Rule 2: Finding is the new flanking is flawed, albeit the least flawed of the three. If you can't find the enemy then flanking, attacking by fire or even an all-out up-the-guts assault will simply not be possible. As to portraying 'finding' rising to prominence over the 'strike, exploit' (the flank) I'd suggest this is rather a part of fighting an enemy who seeks to employ guerrilla/ unconventional tactics. Alexander's forces in Bactria would empathise with the difficulty in finding an enemy who seeks to avoid pitched battle - and history could provide countless more examples. If the author wanted to say that finding the enemy in the COE/ any COIN-type undertaking is more important as a tactical function than striking him then I would agree. We enjoy a huge advantage in terms of technology and firepower (most counter-insurgents do) so delivering death and destruction isn't the problem, but finding him is. But to portray a grand narrative of battle whereby flanking was once being a dominant form of manoeuvre and is now replaced by that of finding? Uh, no.

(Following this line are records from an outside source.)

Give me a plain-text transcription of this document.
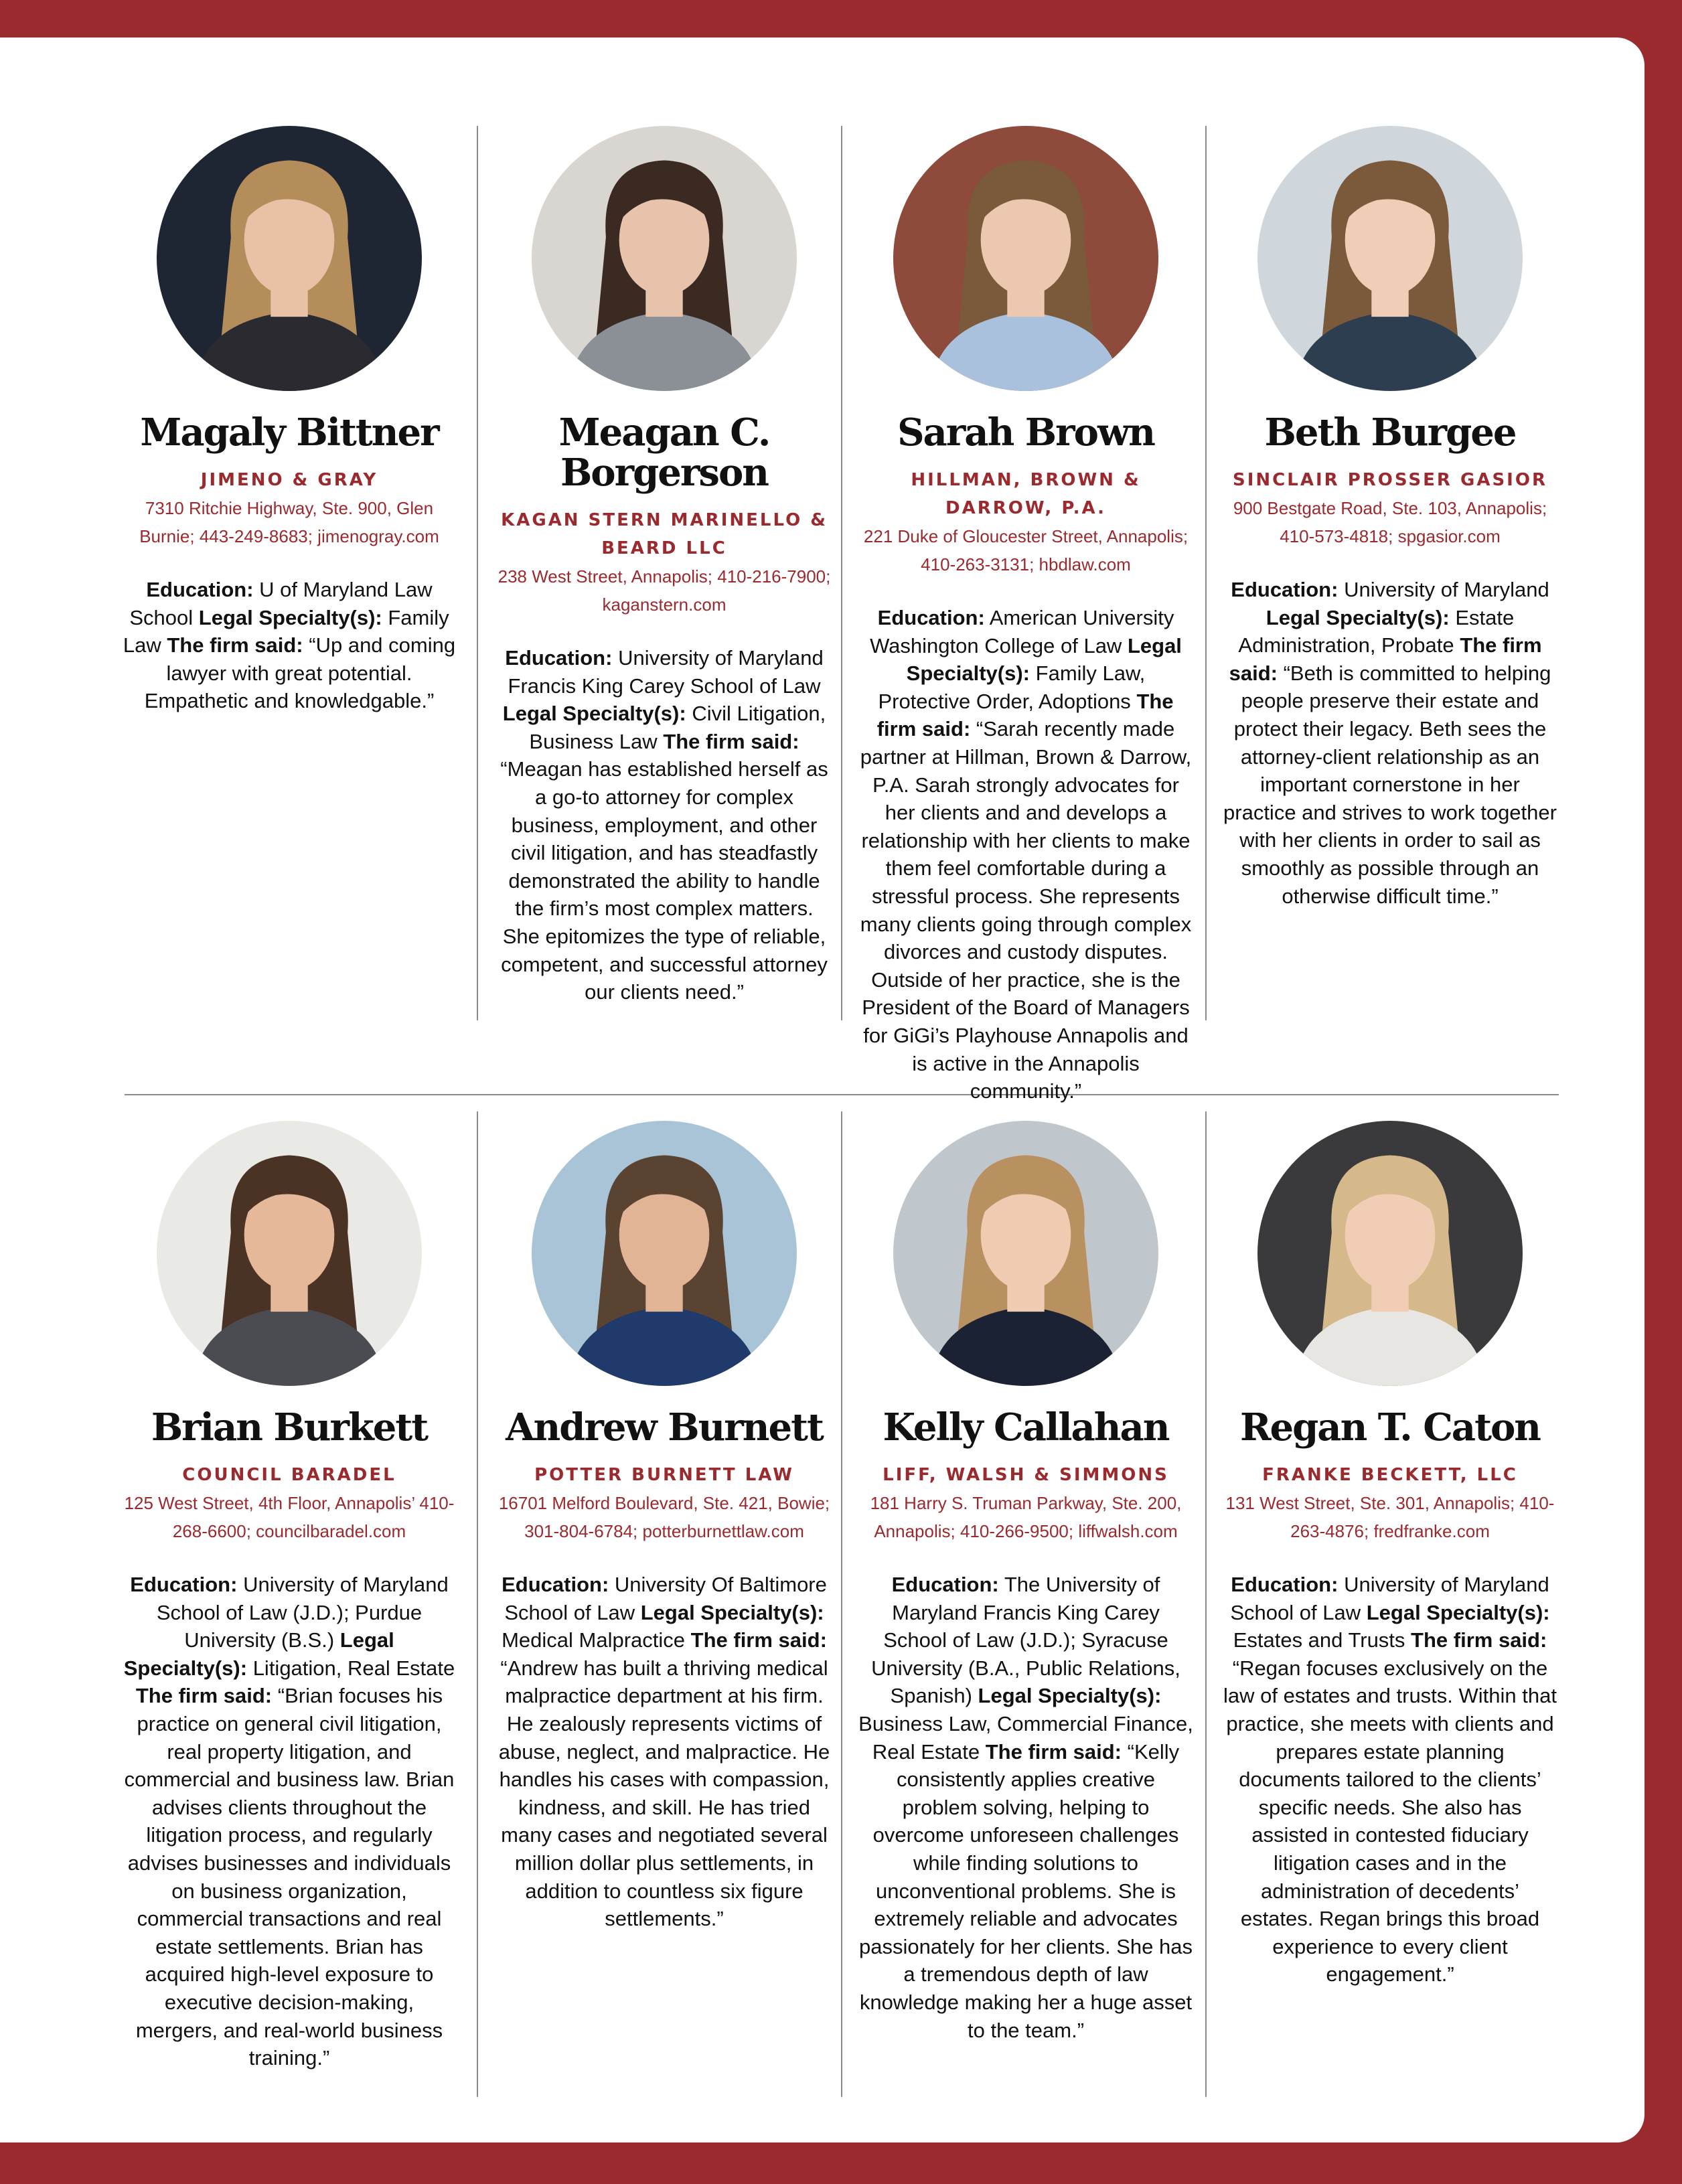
Magaly Bittner
JIMENO & GRAY
7310 Ritchie Highway, Ste. 900, Glen Burnie; 443-249-8683; jimenogray.com
Education: U of Maryland Law School Legal Specialty(s): Family Law The firm said: “Up and coming lawyer with great potential. Empathetic and knowledgable.”
Meagan C. Borgerson
KAGAN STERN MARINELLO & BEARD LLC
238 West Street, Annapolis; 410-216-7900; kaganstern.com
Education: University of Maryland Francis King Carey School of Law Legal Specialty(s): Civil Litigation, Business Law The firm said: “Meagan has established herself as a go-to attorney for complex business, employment, and other civil litigation, and has steadfastly demonstrated the ability to handle the firm’s most complex matters. She epitomizes the type of reliable, competent, and successful attorney our clients need.”
Sarah Brown
HILLMAN, BROWN & DARROW, P.A.
221 Duke of Gloucester Street, Annapolis; 410-263-3131; hbdlaw.com
Education: American University Washington College of Law Legal Specialty(s): Family Law, Protective Order, Adoptions The firm said: “Sarah recently made partner at Hillman, Brown & Darrow, P.A. Sarah strongly advocates for her clients and and develops a relationship with her clients to make them feel comfortable during a stressful process. She represents many clients going through complex divorces and custody disputes. Outside of her practice, she is the President of the Board of Managers for GiGi’s Playhouse Annapolis and is active in the Annapolis community.”
Beth Burgee
SINCLAIR PROSSER GASIOR
900 Bestgate Road, Ste. 103, Annapolis; 410-573-4818; spgasior.com
Education: University of Maryland Legal Specialty(s): Estate Administration, Probate The firm said: “Beth is committed to helping people preserve their estate and protect their legacy. Beth sees the attorney-client relationship as an important cornerstone in her practice and strives to work together with her clients in order to sail as smoothly as possible through an otherwise difficult time.”
Brian Burkett
COUNCIL BARADEL
125 West Street, 4th Floor, Annapolis’ 410-268-6600; councilbaradel.com
Education: University of Maryland School of Law (J.D.); Purdue University (B.S.) Legal Specialty(s): Litigation, Real Estate The firm said: “Brian focuses his practice on general civil litigation, real property litigation, and commercial and business law. Brian advises clients throughout the litigation process, and regularly advises businesses and individuals on business organization, commercial transactions and real estate settlements. Brian has acquired high-level exposure to executive decision-making, mergers, and real-world business training.”
Andrew Burnett
POTTER BURNETT LAW
16701 Melford Boulevard, Ste. 421, Bowie; 301-804-6784; potterburnettlaw.com
Education: University Of Baltimore School of Law Legal Specialty(s): Medical Malpractice The firm said: “Andrew has built a thriving medical malpractice department at his firm. He zealously represents victims of abuse, neglect, and malpractice. He handles his cases with compassion, kindness, and skill. He has tried many cases and negotiated several million dollar plus settlements, in addition to countless six figure settlements.”
Kelly Callahan
LIFF, WALSH & SIMMONS
181 Harry S. Truman Parkway, Ste. 200, Annapolis; 410-266-9500; liffwalsh.com
Education: The University of Maryland Francis King Carey School of Law (J.D.); Syracuse University (B.A., Public Relations, Spanish) Legal Specialty(s): Business Law, Commercial Finance, Real Estate The firm said: “Kelly consistently applies creative problem solving, helping to overcome unforeseen challenges while finding solutions to unconventional problems. She is extremely reliable and advocates passionately for her clients. She has a tremendous depth of law knowledge making her a huge asset to the team.”
Regan T. Caton
FRANKE BECKETT, LLC
131 West Street, Ste. 301, Annapolis; 410-263-4876; fredfranke.com
Education: University of Maryland School of Law Legal Specialty(s): Estates and Trusts The firm said: “Regan focuses exclusively on the law of estates and trusts. Within that practice, she meets with clients and prepares estate planning documents tailored to the clients’ specific needs. She also has assisted in contested fiduciary litigation cases and in the administration of decedents’ estates. Regan brings this broad experience to every client engagement.”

Rule 1: "Many and Small" Beats "Few and Large." Nice idea I'd like to subscribe to, but god does tend to be on the sides of the big battalions that are backed by overwhelming firepower supported by solid doctrine and led by competent leaders... all of which is outside the simplistic rendering of the above. After all, a big battalion can split into the 'small and many' when required.
Rule 3 - Swarming is the New Surging I'll admit that I struggle to create a solid argument against the concept of swarming, but it has always struck me as being infeasible. My gut feeling is that swarm tactics lack operational mobility once deployed, they are too difficult to resupply/ their logistic chain is simultaneously too fragile and too inefficient and the individual part of the swarm is too easily suppressed, fixed and defeated in detail by a competent enemy.
As to the concept of netwar, I don't think too much needs to be said as I doubt anyone will argue in support of it.
At the practical level I see it as inevitable that increased technology will be pushed down to the lowest level. I hate the term 'Network Centric Warfare' as it seems to replace the concept of warfare with the concept of a network - better perhaps is work towards a 'Warfare Centric Network'. Much like the concept of recon pull/ push we need to think of technology as being a network push, not a network pull. The core concepts of close combat won't dramatically change, so best support the core combat functions as we know them rather than trying to change.
In my capacity as a student of war/history, I'm seeing military progress as evolution rather than revolution. Along with that reading comes the caveat that anyone peddling revolution or the silver bullet ought to be treated with great suspicion.